A method already exists (I think), that solves the hard problems and delivers the thing everyone says they want, and everything else claims to be groping for, but we will never get to use it.
I think this is the way forward. We shouldn't continue relying on email (or proving ownership over an email address for that matter) as identity.
Public/private keys with a second factor (like biometrics) as identity I think is a good option. A way to announce who you are, without actually revealing your identity (or your email address).
Tbh that's how all the age verification crap should work too for the countries that want to go down that road instead of having people upload a copy of their actual ID to some random service that is 100% guaranteed going to get breached and leaked.
Biometrics might be useful in establishing a (PKI) key, but are not suitable for the key itself.
"Something you have" is far more useful, especially if that something is itself cryptographically-based. Yubikeys, RSA fobs (generating one-time codes), and wearable NFC tokens (rings, amulets), and the like, which may be autheticated in part based on biometrics and other attestation, but are themselves revokable, would be a far better standard.
What the General Public can be expected to utilise willingly and effectively seems to be the larger problem, as well as what commercial and governmental standards are established.
This is very much a US issue, largely because the government outsources everything to the private sector. This proliferation of random websites and shady 3rd parties is one of the consequences of this.

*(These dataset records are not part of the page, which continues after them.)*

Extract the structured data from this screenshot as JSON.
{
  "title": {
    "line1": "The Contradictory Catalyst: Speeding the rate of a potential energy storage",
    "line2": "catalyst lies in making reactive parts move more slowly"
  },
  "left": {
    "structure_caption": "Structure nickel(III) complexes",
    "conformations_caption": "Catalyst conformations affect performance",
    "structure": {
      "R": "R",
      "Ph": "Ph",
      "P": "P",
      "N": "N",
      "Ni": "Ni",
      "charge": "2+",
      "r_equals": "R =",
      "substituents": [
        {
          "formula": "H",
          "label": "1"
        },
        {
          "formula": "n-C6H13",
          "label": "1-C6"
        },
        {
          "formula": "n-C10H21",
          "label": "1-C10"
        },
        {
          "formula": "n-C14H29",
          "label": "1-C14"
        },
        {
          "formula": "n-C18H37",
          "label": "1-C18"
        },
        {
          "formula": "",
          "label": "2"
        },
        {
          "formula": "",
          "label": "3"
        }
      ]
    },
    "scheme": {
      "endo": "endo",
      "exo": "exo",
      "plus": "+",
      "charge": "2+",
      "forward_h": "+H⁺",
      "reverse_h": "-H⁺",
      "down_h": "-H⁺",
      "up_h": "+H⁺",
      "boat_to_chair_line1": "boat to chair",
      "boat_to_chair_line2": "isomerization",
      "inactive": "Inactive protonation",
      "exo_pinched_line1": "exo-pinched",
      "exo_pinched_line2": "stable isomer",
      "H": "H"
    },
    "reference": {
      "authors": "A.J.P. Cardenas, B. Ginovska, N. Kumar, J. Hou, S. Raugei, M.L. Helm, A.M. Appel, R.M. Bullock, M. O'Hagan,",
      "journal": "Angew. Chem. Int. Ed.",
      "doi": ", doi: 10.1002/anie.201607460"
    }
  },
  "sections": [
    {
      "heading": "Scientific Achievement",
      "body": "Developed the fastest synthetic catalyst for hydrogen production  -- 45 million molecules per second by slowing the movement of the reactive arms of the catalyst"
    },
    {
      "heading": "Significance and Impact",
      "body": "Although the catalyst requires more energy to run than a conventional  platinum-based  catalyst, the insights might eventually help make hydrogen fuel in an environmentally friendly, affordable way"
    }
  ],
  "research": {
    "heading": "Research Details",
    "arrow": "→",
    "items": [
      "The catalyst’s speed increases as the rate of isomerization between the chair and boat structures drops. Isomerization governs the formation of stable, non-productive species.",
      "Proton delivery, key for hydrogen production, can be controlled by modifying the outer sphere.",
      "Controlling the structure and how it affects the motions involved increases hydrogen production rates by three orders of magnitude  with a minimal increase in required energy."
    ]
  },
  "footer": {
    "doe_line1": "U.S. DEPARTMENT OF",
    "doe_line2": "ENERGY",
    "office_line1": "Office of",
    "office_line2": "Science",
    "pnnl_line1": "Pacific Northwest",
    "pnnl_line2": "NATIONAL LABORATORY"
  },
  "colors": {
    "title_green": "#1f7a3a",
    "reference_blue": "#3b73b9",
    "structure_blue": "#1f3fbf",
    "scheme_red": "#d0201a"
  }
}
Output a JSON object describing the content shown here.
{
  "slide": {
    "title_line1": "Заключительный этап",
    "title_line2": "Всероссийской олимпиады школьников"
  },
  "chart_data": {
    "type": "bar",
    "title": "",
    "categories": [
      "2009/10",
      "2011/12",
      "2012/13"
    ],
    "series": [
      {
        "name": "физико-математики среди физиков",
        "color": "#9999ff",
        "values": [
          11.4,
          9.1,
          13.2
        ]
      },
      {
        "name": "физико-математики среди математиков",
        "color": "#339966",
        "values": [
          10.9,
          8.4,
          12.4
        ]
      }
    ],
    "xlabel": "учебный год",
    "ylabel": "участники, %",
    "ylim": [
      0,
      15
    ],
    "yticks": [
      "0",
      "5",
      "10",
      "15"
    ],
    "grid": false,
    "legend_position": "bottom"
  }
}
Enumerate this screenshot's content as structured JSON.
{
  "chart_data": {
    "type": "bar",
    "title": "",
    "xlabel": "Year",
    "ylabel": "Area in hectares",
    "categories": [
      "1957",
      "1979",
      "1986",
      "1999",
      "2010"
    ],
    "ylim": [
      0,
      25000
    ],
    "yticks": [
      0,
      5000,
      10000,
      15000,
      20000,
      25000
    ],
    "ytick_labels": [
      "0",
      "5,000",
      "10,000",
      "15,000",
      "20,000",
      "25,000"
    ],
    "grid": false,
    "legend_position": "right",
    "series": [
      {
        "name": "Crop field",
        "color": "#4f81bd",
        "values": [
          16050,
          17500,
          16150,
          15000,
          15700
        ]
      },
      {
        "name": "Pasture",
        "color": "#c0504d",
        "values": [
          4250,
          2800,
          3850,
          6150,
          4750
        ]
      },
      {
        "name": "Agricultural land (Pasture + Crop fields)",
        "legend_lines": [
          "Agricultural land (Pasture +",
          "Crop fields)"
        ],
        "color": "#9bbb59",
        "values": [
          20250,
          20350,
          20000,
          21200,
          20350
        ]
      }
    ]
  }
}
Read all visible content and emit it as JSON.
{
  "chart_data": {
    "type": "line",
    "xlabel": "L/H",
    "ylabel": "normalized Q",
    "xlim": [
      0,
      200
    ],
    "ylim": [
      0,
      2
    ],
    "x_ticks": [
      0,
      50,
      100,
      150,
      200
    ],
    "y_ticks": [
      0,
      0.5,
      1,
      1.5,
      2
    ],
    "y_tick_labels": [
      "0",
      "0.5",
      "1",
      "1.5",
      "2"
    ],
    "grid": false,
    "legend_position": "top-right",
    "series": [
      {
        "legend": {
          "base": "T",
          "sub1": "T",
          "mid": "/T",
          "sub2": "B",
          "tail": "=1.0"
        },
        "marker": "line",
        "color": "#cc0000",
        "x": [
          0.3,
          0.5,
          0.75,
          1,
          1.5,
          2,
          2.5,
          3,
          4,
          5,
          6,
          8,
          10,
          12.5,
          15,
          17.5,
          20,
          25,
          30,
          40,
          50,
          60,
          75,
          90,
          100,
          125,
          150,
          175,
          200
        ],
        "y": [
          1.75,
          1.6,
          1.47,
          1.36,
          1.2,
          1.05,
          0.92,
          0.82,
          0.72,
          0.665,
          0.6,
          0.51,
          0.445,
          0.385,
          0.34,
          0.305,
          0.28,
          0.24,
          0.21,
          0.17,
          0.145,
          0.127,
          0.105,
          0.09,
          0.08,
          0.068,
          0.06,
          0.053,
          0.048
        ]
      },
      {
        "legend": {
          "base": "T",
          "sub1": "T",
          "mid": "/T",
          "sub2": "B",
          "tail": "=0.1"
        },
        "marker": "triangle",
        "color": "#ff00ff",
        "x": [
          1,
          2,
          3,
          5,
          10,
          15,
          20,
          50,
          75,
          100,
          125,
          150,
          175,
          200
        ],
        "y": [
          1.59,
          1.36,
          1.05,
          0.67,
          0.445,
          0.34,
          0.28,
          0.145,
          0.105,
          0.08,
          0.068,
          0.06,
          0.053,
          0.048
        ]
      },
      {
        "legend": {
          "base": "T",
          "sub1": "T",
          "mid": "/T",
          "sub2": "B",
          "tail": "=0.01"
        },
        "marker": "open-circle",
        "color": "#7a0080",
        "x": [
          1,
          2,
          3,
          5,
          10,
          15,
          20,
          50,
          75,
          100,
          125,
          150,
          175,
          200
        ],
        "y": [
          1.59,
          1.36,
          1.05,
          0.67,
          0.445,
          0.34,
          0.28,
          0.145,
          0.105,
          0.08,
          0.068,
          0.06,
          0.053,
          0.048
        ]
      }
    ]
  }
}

Don't forget credit checks when you apply for an apartment! "Go to this website sent via e-mail from someone you only know through a craigslist ad and enter all of your PII. On top of that about 2/3 of what is listed actually is phishing attempts and good luck telling the difference"
Like when you suddenly have to move to a different city due to an unexpected job change and are trying to schedule as many viewings in one weekend as possible?
Reminds me of a co-founder of an adtech company I know. They are a platform that buys inventory using automated trading, mostly mobile, and they realized that most of their customers were all clickfraud / scammers / etc. He didn’t want to go into too much detail.
But he shrugged it off.
I bet there are quite a few shops online that may sell gift cards that are used in money laundering schemes. Bonus points if they accept bitcoin.
But those are all quite implicitly used by cybercrime. I can imagine there are quite a few tools at their disposal that are much more explicit.
Worked at a place that used to do a kind of arbitrage between adclicks and traditional print. A large percent of traffic, especially mobile, was obviously either toddlers or bad bots; yet we were billing our customers for the 'engagement'.
I worked at a $xxxB company that had an internal red team. They ran almost as a separate company but were housed in one of our offices.
I was involved in probably 15 operations with them while I was there. They would usually get C&C within six hours, every single time it was phishing lol.
Insofar as every security mechanism was made by a human, yes.
But if we're holding users accountable because 1 out of every 100 clicks a link in a phishing email like clockwork, we're bad at both statistics and security.
>It isn't illegal to create premium software that could in theory be use for crime if you don't market it that way.
Who is making money off of selling premium software, that's not marketed as for cybercrime, to non-governmental attackers? Wouldn't the attackers just pirate it?
This type of software is being sold on many forums, both on the clearnet and darknet.
> Wouldn't the attackers just pirate it?
Sometimes the software is SaaS (yes, even crimeware is SaaS now). In other cases, it has heavy DRM. Besides that, attackers often want regular updates to avoid things like antivirus detections.
I assume the forums you're talking about are cybercrime forums. So I think that counts as "marketed for cybercrime". I'm asking if there's anything not marketed for cybercrime.